File photo. Caretaker Prime Minister Stefan Yanev in the Bulgarian parliament. [Dnevnik/Yuliya Lazarova]

Bulgaria will try to negotiate 2040 as its target deadline to phase out coal for electricity production when it submits its coronavirus recovery plan to the European Commission, interim PM Stefan Yanev said Thursday (14 October).

The Balkan country will submit its plan on Friday, making it one of the last EU members to do so to be able to tap into the bloc’s €800 billion pandemic recovery package.

To secure its share of the funds, Sofia has to negotiate a target deadline for shutting polluting coal-fired power plants and implement rule-of-law reforms to guarantee corruption-free spending of the money.

Bulgaria, which is heavily dependent on coal to cover its energy needs, is not among the EU members that have pledged to phase out coal-powered electricity by 2030.

Bulgaria’s Radev hardens tone on EU climate policy

In what appears to have been a preview of his statement at the EU summit, Bulgarian President Rumen Radev told journalists in Brussels on Tuesday (25 May) that the EU’s climate policy comported “dangers” for low-income countries like his.

“We have given (as proposals) two deadlines, 2038 and 2040, and we will push for 2040 during the negotiations,” Yanev told journalists after a government session that approved the plan.

Bulgaria is eligible to apply for as much as €10.7 billion in EU subsidies and cheap loans to be used over the next six years with 38% of the direct aid earmarked for projects related to energy sector decarbonisation.

The final document will still be subject to approval by parliament.

Two elections have left Bulgaria with a fragmented parliament without any party being able to form a government since mid-May.

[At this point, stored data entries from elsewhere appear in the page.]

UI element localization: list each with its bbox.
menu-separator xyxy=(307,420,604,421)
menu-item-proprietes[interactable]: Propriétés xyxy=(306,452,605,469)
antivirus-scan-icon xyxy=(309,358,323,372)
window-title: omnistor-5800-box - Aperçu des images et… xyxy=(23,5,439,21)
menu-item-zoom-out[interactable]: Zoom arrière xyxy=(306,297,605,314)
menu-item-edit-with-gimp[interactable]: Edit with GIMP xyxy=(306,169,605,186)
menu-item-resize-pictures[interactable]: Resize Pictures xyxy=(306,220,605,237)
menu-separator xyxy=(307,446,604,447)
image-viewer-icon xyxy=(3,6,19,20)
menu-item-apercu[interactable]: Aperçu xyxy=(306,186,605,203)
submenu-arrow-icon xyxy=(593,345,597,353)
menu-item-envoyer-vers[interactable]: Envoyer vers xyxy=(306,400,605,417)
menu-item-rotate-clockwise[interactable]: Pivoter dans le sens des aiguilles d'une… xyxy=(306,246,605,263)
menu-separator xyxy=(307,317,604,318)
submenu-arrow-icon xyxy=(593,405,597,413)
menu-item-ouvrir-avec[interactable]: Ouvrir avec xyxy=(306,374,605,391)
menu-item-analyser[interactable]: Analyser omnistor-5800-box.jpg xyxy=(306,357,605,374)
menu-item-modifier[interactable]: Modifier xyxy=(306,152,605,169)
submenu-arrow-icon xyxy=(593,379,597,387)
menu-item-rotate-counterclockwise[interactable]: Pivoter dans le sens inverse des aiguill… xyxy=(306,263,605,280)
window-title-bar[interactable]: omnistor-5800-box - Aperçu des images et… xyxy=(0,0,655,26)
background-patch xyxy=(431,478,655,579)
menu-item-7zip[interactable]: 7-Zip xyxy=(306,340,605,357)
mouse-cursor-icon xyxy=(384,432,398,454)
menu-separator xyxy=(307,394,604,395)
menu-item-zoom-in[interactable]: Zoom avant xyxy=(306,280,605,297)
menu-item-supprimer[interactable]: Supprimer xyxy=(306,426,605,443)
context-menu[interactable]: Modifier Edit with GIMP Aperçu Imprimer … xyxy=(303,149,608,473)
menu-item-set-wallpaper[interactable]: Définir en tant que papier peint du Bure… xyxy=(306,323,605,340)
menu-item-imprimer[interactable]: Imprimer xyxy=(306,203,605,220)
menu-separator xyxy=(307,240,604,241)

New elections will be held on 14 November.

The plans for a coal phase-out have caused uproar in two poor western regions, as well as the central town of Stara Zagora, which is home to a complex of mines and four thermal-power plants, including the largest on the Balkans — state-owned Maritsa East 2.

Several hundred miners and Maritsa East 2 workers protested on Wednesday outside the government headquarters in Sofia against the planned closures.

“Shutting the Maritsa East complex will be catastrophic… We need an alternative, we need a plan for transition and recovery and not one for closure as they offer now,” Podkrepa miners’ union chief Vladimir Topalov said.

The government has proposed setting up a state company to convert mining areas into industrial parks, giving jobs to former workers.

Last year, 34% of Bulgaria’s electricity came from thermal power plants run on locally mined and highly polluting lignite coal, energy ministry data show.